Il est le semeur d’histoires, le magicien de la scène, le Spielberg des planches et nul mieux que lui ne sait imprimer à l’action un rythme et un tempo. Il interdit l’ennui. A l’acteur d’abord qui ignore les temps morts en coulisse et sur scène et au public qu’il tient en haleine à grand renfort d’énergie, de mises en abyme et de mutations. Comme un spectacle que l’on zappe, le théâtre de Michalik a su prendre le tournant de la modernité.

Ses références pourtant sont Alexandre Dumas et William Shakespeare, le grand dramaturge et son intelligence  pour mener une intrigue et susciter le mystère, l’humour ou la poésie. Michalik a déjà décelé l’influence shakespearienne dans les pièces de Wajdi Mouawad.

Pour ses trois premières pièces en tant qu’auteur, Le Porteur d’histoires, le Cercle des illusionnistes et Edmond, cet acteur et metteur en scène franco-britannique a obtenu coup sur coup le Molière de l’auteur francophone vivant ainsi que celui du metteur en scène d’un spectacle privé. Il n’avait pas 35 ans. Un triomphe pour celui qui, dans Edmond (7 nominations et 5 Molières), évoque l’auteur de Cyrano de Bergerac devenu en une nuit poète national. A La Pépinière, le voilà qui récidive avec Intra Muros.

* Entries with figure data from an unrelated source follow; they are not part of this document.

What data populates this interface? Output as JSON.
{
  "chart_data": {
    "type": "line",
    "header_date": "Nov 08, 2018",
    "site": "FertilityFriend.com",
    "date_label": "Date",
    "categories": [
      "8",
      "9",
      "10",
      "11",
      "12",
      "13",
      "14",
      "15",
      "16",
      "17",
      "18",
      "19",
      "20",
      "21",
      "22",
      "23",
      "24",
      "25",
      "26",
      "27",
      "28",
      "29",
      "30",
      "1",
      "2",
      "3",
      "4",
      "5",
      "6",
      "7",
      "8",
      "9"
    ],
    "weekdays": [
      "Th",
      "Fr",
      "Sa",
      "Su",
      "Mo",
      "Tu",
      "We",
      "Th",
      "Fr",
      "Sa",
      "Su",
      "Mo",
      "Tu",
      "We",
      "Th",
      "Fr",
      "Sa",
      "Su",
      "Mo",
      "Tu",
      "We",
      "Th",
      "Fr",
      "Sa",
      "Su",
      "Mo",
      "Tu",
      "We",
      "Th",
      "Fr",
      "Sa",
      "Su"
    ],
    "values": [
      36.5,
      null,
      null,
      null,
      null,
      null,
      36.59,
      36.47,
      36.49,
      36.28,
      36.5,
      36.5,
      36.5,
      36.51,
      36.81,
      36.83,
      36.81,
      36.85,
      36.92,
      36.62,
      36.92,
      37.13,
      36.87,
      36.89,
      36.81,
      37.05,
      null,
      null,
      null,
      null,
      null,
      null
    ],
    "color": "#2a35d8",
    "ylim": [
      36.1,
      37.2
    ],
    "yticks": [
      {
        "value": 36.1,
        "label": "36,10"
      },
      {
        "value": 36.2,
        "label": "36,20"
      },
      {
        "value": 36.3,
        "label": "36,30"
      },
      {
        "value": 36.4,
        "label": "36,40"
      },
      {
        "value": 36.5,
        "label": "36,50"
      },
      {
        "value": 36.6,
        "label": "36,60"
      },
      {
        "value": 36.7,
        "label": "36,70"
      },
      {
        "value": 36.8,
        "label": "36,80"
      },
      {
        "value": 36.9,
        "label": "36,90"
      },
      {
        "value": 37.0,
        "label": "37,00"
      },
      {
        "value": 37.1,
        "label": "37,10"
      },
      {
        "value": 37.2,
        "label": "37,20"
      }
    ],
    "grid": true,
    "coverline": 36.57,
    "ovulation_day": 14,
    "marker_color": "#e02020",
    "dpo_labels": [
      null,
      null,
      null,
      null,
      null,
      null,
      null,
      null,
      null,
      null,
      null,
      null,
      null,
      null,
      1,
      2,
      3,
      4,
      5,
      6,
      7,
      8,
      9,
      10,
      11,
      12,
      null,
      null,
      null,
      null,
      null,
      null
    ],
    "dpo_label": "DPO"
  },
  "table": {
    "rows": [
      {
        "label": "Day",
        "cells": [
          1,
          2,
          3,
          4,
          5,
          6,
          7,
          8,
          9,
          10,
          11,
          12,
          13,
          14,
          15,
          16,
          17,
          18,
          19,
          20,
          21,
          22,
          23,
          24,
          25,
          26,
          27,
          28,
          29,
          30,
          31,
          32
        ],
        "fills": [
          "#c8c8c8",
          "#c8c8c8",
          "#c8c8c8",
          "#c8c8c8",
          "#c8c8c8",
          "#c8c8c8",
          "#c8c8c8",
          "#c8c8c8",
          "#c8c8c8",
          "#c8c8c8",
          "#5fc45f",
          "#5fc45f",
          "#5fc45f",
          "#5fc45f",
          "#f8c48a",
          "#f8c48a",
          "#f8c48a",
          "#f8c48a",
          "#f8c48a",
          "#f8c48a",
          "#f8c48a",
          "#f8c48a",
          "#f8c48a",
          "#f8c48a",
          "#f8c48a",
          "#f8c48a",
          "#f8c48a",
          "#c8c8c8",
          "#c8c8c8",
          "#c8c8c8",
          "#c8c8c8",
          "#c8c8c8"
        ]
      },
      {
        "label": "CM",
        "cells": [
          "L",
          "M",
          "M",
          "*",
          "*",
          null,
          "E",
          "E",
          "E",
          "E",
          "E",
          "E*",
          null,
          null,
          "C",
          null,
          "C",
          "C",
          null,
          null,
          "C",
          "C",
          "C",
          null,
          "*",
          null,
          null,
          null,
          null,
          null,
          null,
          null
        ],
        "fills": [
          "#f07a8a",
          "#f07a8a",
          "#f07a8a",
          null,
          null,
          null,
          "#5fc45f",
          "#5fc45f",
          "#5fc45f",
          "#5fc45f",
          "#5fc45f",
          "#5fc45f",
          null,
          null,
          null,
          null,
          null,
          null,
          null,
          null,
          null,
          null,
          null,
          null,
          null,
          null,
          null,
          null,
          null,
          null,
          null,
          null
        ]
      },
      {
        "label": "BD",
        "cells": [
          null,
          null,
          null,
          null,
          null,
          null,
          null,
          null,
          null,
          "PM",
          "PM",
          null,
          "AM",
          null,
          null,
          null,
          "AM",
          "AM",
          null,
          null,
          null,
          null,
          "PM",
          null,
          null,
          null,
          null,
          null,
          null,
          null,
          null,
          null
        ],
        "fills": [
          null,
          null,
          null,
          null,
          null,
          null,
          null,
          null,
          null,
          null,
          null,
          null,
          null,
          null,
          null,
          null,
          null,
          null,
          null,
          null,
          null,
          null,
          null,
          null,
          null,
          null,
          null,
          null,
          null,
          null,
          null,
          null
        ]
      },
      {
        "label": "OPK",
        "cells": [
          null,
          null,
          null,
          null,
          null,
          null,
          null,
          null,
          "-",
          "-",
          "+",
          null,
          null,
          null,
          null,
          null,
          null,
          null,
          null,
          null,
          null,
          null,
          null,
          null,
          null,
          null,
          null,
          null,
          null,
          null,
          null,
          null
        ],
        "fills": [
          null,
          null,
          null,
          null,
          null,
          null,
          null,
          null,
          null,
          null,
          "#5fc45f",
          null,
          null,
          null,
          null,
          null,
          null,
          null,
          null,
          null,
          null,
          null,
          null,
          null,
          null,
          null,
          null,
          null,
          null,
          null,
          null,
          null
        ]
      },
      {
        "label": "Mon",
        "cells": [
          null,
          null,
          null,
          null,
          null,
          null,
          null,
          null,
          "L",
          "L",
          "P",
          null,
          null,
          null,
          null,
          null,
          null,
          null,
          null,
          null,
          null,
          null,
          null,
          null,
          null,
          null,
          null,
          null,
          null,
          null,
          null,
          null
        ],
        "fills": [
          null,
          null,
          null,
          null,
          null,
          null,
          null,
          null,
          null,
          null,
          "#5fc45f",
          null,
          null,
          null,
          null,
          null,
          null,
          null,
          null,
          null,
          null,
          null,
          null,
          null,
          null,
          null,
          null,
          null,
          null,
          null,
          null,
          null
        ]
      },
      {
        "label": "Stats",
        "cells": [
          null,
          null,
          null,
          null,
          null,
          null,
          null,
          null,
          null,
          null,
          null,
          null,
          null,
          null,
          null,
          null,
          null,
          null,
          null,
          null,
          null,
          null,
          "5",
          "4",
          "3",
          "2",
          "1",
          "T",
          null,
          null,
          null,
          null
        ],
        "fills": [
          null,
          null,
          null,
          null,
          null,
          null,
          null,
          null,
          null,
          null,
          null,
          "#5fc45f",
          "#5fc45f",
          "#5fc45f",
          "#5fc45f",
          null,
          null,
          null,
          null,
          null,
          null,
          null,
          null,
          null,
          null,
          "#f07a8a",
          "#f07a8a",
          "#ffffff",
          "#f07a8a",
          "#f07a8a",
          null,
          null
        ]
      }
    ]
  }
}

Dans la petite salle centenaire, située au 7 rue Louis-le-Grand, un décor épuré fait d’un lit à roulettes, de murs gris et de barreaux. Un pianiste entre en scène avec une poignée d’acteurs. L’un d’eux, Richard (Nicolas Martinez), s’adresse à nous comme un grand frère et on ne sait si la pièce a commencé déjà. Avec sa coupe de cheveux et une assurance bienveillante, il ressemble à Michalik. Les autres acteurs ont pris la parole. Ils ont rompu le silence, initié un mouvement et dans cette sobriété de moyens, on peut tout à loisir décortiquer son art.

Nous sommes en centrale. Les détenus y sont parfois difficiles et les peines de longue durée. Un metteur en scène en prise avec une vie compliquée tente d’animer un atelier théâtre. Seuls deux personnes répondent à l’appel, Ange et Kevin, effrayants et mutiques. Richard essaie de les pousser à jouer leur propre rôle. Va-t-il y arriver?

Dans ce décor minimaliste, rien n’est statique. L’espace-temps est tordu comme un linge. Un théâtre de l’éphémère, où l’action est protéiforme et avance par rebondissements. La pièce est une aventure collective qui porte le commun au rang de l’universalité. Les acteurs sont des transformistes, des machinistes ou des portants, avec toujours un fil conducteur, celui de l’émotion. Les voilà qui s’inclinent pour saluer le public mais cette fleur d’humanité, née tout à l’heure sur le visage d’Ange (Joël Zaffarano), est encore là. Elle fait vibrer ses traits, ils en sont  remués et comme, au fond de nous, ce moment de grâce, elle persiste encore.